Here are five things to know about Butler and her body of work:
She Was An Avid Reader
Born in Pasadena, Calif., in 1947, Butler suffered from anxiety and spent much of her time in the library, where she discovered her love for science fiction. Her father was a shoe shiner who died when she was young, and her mother was a maid. By the age of 10, her mother gave her a typewriter and her love for storytelling grew.
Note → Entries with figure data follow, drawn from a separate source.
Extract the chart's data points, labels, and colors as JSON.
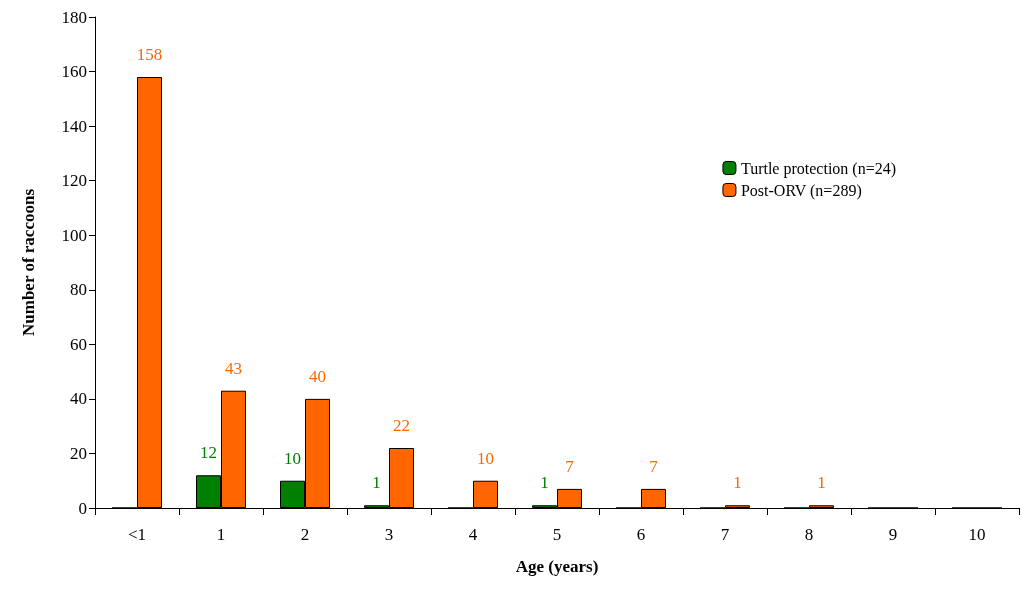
{
  "chart_data": {
    "type": "bar",
    "xlabel": "Age (years)",
    "ylabel": "Number of raccoons",
    "categories": [
      "<1",
      "1",
      "2",
      "3",
      "4",
      "5",
      "6",
      "7",
      "8",
      "9",
      "10"
    ],
    "series": [
      {
        "name": "Turtle protection (n=24)",
        "color": "#008000",
        "values": [
          0,
          12,
          10,
          1,
          0,
          1,
          0,
          0,
          0,
          0,
          0
        ],
        "value_labels": [
          null,
          "12",
          "10",
          "1",
          null,
          "1",
          null,
          null,
          null,
          null,
          null
        ]
      },
      {
        "name": "Post-ORV (n=289)",
        "color": "#ff6600",
        "values": [
          158,
          43,
          40,
          22,
          10,
          7,
          7,
          1,
          1,
          0,
          0
        ],
        "value_labels": [
          "158",
          "43",
          "40",
          "22",
          "10",
          "7",
          "7",
          "1",
          "1",
          null,
          null
        ]
      }
    ],
    "ylim": [
      0,
      180
    ],
    "yticks": [
      0,
      20,
      40,
      60,
      80,
      100,
      120,
      140,
      160,
      180
    ],
    "grid": false,
    "legend": "right"
  }
}
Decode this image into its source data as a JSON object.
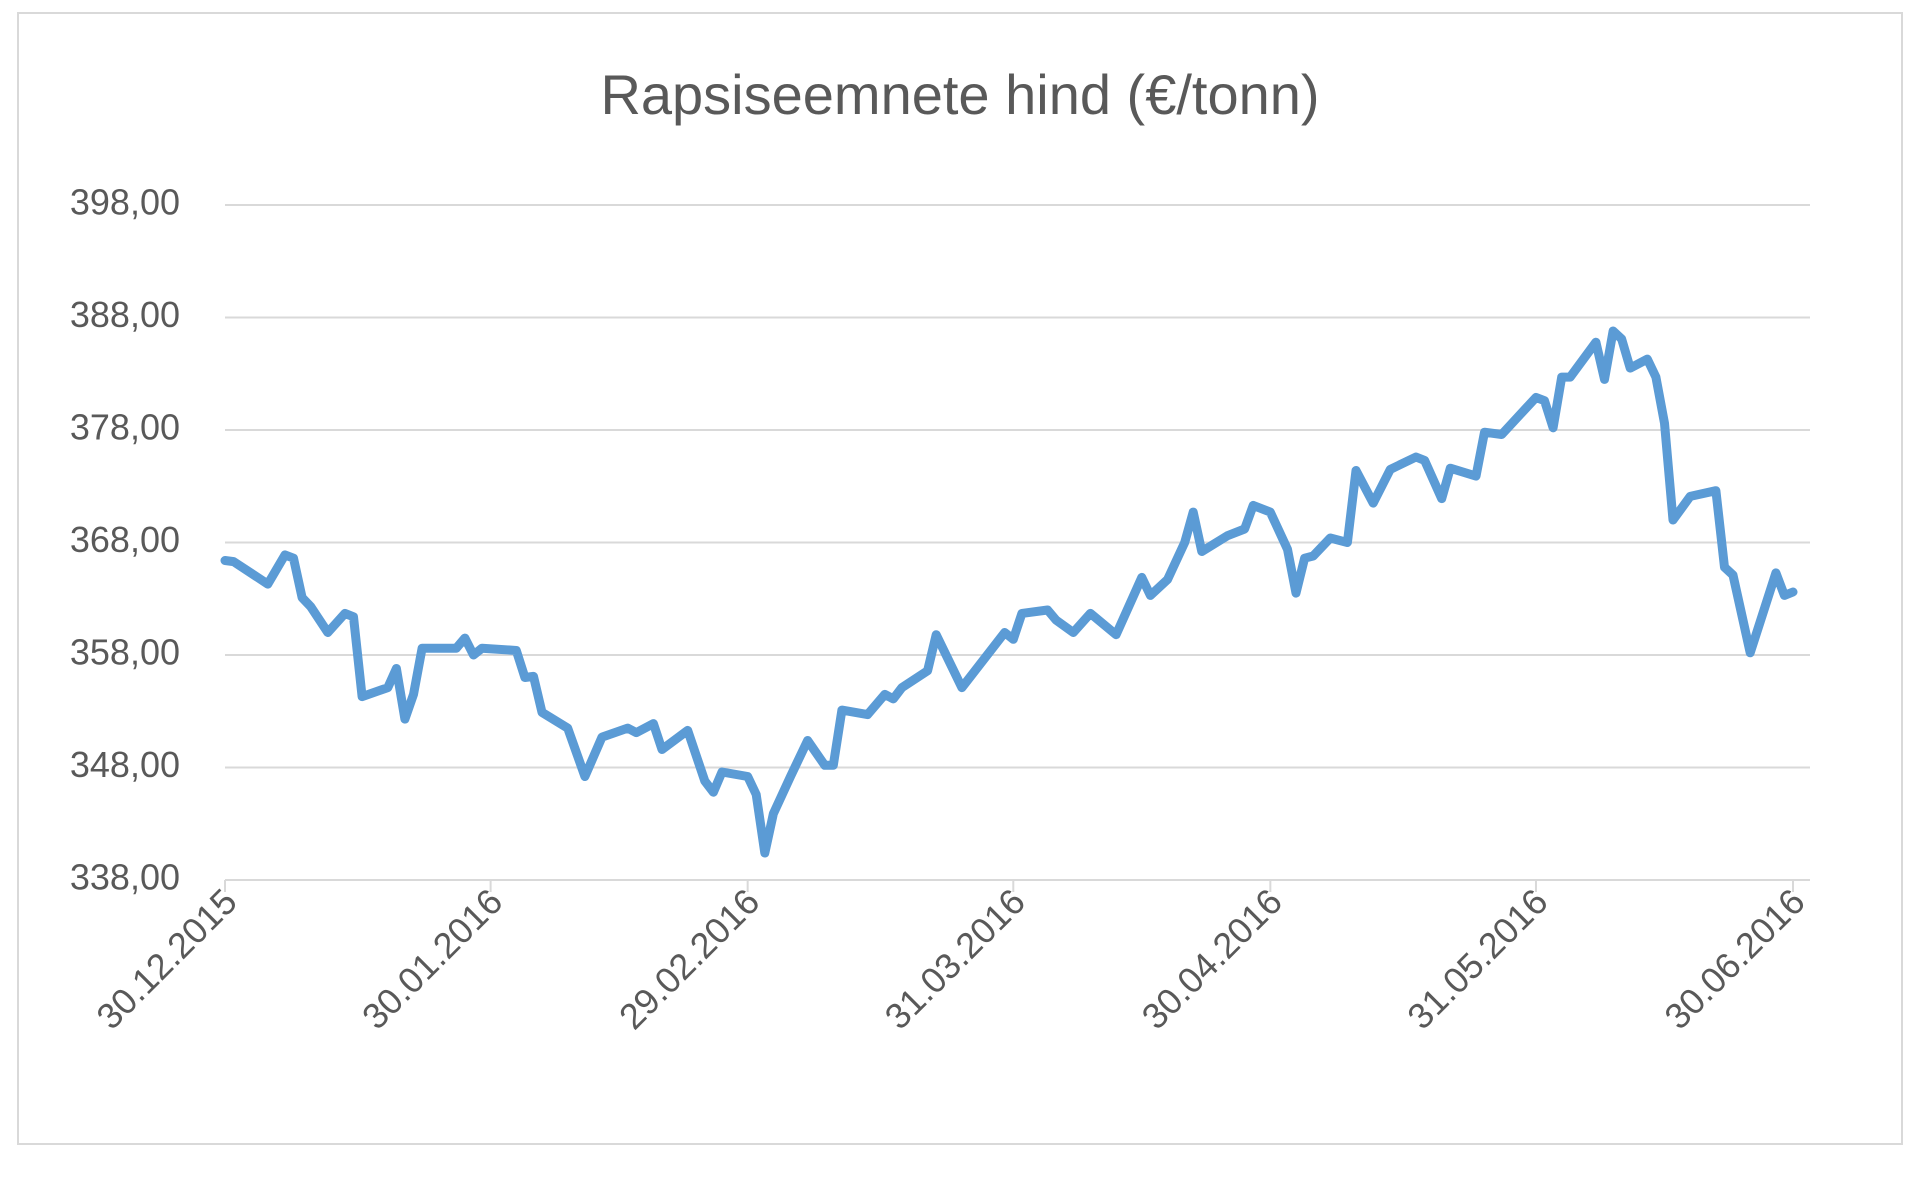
{
  "chart_data": {
    "type": "line",
    "title": "Rapsiseemnete hind (€/tonn)",
    "xlabel": "",
    "ylabel": "",
    "ylim": [
      338,
      398
    ],
    "yticks": [
      "398,00",
      "388,00",
      "378,00",
      "368,00",
      "358,00",
      "348,00",
      "338,00"
    ],
    "ytick_values": [
      398,
      388,
      378,
      368,
      358,
      348,
      338
    ],
    "xlim": [
      "2015-12-30",
      "2016-06-30"
    ],
    "xticks": [
      "30.12.2015",
      "30.01.2016",
      "29.02.2016",
      "31.03.2016",
      "30.04.2016",
      "31.05.2016",
      "30.06.2016"
    ],
    "xtick_dates": [
      "2015-12-30",
      "2016-01-30",
      "2016-02-29",
      "2016-03-31",
      "2016-04-30",
      "2016-05-31",
      "2016-06-30"
    ],
    "grid": "horizontal",
    "legend": "none",
    "line_color": "#5B9BD5",
    "series": [
      {
        "x": [
          "2015-12-30",
          "2015-12-31",
          "2016-01-04",
          "2016-01-06",
          "2016-01-07",
          "2016-01-08",
          "2016-01-09",
          "2016-01-11",
          "2016-01-13",
          "2016-01-14",
          "2016-01-15",
          "2016-01-18",
          "2016-01-19",
          "2016-01-20",
          "2016-01-21",
          "2016-01-22",
          "2016-01-26",
          "2016-01-27",
          "2016-01-28",
          "2016-01-29",
          "2016-02-02",
          "2016-02-03",
          "2016-02-04",
          "2016-02-05",
          "2016-02-08",
          "2016-02-10",
          "2016-02-12",
          "2016-02-15",
          "2016-02-16",
          "2016-02-18",
          "2016-02-19",
          "2016-02-22",
          "2016-02-24",
          "2016-02-25",
          "2016-02-26",
          "2016-02-29",
          "2016-03-01",
          "2016-03-02",
          "2016-03-03",
          "2016-03-05",
          "2016-03-07",
          "2016-03-09",
          "2016-03-10",
          "2016-03-11",
          "2016-03-14",
          "2016-03-16",
          "2016-03-17",
          "2016-03-18",
          "2016-03-21",
          "2016-03-22",
          "2016-03-25",
          "2016-03-30",
          "2016-03-31",
          "2016-04-01",
          "2016-04-04",
          "2016-04-05",
          "2016-04-07",
          "2016-04-09",
          "2016-04-12",
          "2016-04-15",
          "2016-04-16",
          "2016-04-18",
          "2016-04-20",
          "2016-04-21",
          "2016-04-22",
          "2016-04-25",
          "2016-04-27",
          "2016-04-28",
          "2016-04-30",
          "2016-05-02",
          "2016-05-03",
          "2016-05-04",
          "2016-05-05",
          "2016-05-07",
          "2016-05-09",
          "2016-05-10",
          "2016-05-12",
          "2016-05-14",
          "2016-05-17",
          "2016-05-18",
          "2016-05-20",
          "2016-05-21",
          "2016-05-24",
          "2016-05-25",
          "2016-05-27",
          "2016-05-31",
          "2016-06-01",
          "2016-06-02",
          "2016-06-03",
          "2016-06-04",
          "2016-06-07",
          "2016-06-08",
          "2016-06-09",
          "2016-06-10",
          "2016-06-11",
          "2016-06-13",
          "2016-06-14",
          "2016-06-15",
          "2016-06-16",
          "2016-06-18",
          "2016-06-21",
          "2016-06-22",
          "2016-06-23",
          "2016-06-25",
          "2016-06-28",
          "2016-06-29",
          "2016-06-30"
        ],
        "values": [
          366.4,
          366.3,
          364.3,
          366.9,
          366.6,
          363.1,
          362.3,
          360.0,
          361.7,
          361.4,
          354.3,
          355.1,
          356.8,
          352.3,
          354.5,
          358.6,
          358.6,
          359.5,
          358.0,
          358.6,
          358.4,
          356.0,
          356.1,
          352.9,
          351.5,
          347.2,
          350.7,
          351.5,
          351.1,
          351.9,
          349.6,
          351.3,
          346.8,
          345.8,
          347.6,
          347.2,
          345.6,
          340.4,
          343.9,
          347.2,
          350.4,
          348.2,
          348.2,
          353.1,
          352.7,
          354.5,
          354.1,
          355.1,
          356.6,
          359.8,
          355.1,
          360.0,
          359.4,
          361.7,
          362.0,
          361.1,
          360.0,
          361.7,
          359.8,
          364.9,
          363.3,
          364.7,
          368.0,
          370.7,
          367.2,
          368.6,
          369.2,
          371.3,
          370.7,
          367.4,
          363.5,
          366.6,
          366.8,
          368.4,
          368.0,
          374.4,
          371.5,
          374.5,
          375.6,
          375.3,
          371.9,
          374.6,
          373.9,
          377.8,
          377.6,
          380.9,
          380.6,
          378.2,
          382.7,
          382.7,
          385.8,
          382.5,
          386.8,
          386.1,
          383.5,
          384.3,
          382.7,
          378.6,
          370.0,
          372.1,
          372.6,
          365.8,
          365.1,
          358.2,
          365.3,
          363.3,
          363.6
        ]
      }
    ]
  }
}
Her Breakthrough Bestseller
Her most popular novel and breakthrough after years of writing was her fourth novel Kindred. According to the Guardian, the novel follows “a young African American writer from Los Angeles of 1976 is pulled back in time to the deep south of 1817. She is compelled to safeguard her repugnant slave-owning ancestor so as to ensure he grows up to rape her slave ancestor, thus becoming her great-great-great grandfather; if he dies, she cannot exist.”
Her Awards
Butler won various awards including two Nebula awards and two Hugo awards in her career, both of the most prestigious prizes in science fiction. She also became the first science-fiction author to get the MacArthur “Genius” Fellowship in 1995. The foundation said Butler’s “imaginative stories are transcendent fables, which have as much to do with the future as with the present and the past.”
Butler As Inspiration
Many artists and activists – such as Janelle Monáe – have said they’re influenced by Butler’s work. “I’m a huge lover of science fiction as well: I love Octavia Butler ….” Monae told Rolling Stone in a 2012 interview. “I’ve always had a fascination with the supernatural. So I kind of meshed all this in my mind.”
Butler In Pop Culture Today
A theatrical adaptation of the writer’s 1993 dystopian novel Parable of the Sower debuted at New York’s Public Theater this past January. And it was announced last year that director Ava DuVernay would be adapting Butler’s book, Dawn, into a television series. It is not clear what network will pick up the show just yet.